As in many debut pamphlets, Urban Drift displays a variety of layout and form. Of course this is a matter of poetic taste, but I found the more experimental, impressionistic poems the least interesting. ‘Crow Flight (Oldbury)’ for instance describes a stretch of polluted canal near Dudley in bursts of words and phrases that do suggest the drift and flow of flotsam (and so of history), but for me the poem doesn’t go far beyond dscription, especially when compared to the acuity of others in the collection. Perhaps it works best when performed aloud. In ‘Out of Darkness Cometh Light’ an account of a train journey contains a similar passage where one long descriptive sentence, laid out as a section of prose poetry, mimics the view from the train. But it’s the moment where the poem reverts to more conventional lineation where I felt moved, pleased to return to the tension between poet and setting, a delicate sense of affection and longing:

Arrival: the ring road tarmac shines
and the lock-gate paint’s nail-varnishy.
Hand prints are white on the bus-station glass.

The form that seems to me to be emerging as Burdett’s very own is more focused and assured. The best poems here wear their originality quietly. Many make good use of end-stopped lines or stanzas to afford a taut, transient touch. ‘Berlin Talisman’ is a good example, chronicling a friendship or relationship and then perhaps its fading away. The gift of a “vintage plastic bird brooch” is given temporary life “singing brightly from a nest of tat”, then is eventually lost after “moving city”. For me, the clipped lines say a great deal about the fragility of the brooch, both precious and tatty; the form is working beautifully to suggest feelings that flare and are left behind as life moves on.

As the sequence comes to an end, the theme of urban drift and decay is softened by poems that speak of resilience, both of the landscape and of its inhabitants.
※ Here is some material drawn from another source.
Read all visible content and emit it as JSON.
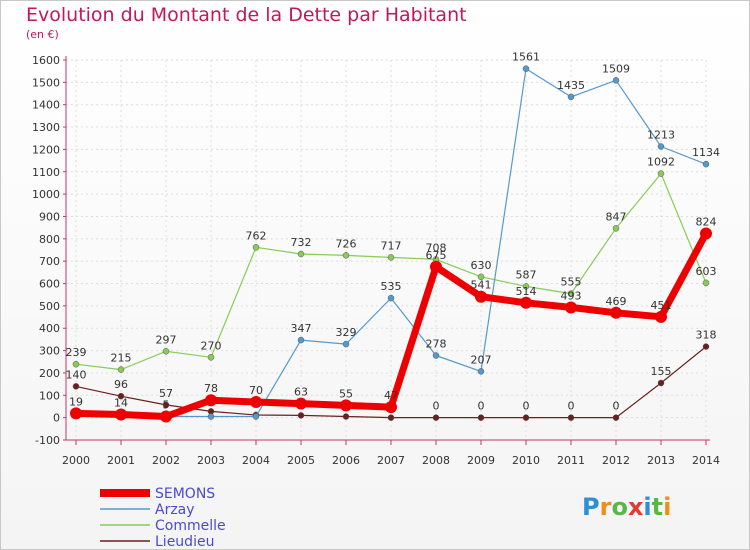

In ‘Bethesda’, at the spooky site of an abandoned hospital, the poet’s companion “feels safe here, closest to her ‘taid ‘” (another dialect word, for grandfather), and the enduring stones of the hillside seem to offer reassurance.

Slate piles settle,sharp edges
smoothed over decades.
Prevailing winds scour one side
of each heap’s fine moss coat.

The final poems signal hope for the future: there are sightings of bird species,

lichen is returning 
spread thick as butter along the older fence tops.

This is a very enjoyable debut, written with verve and commitment; I’m looking forward already to what may come next.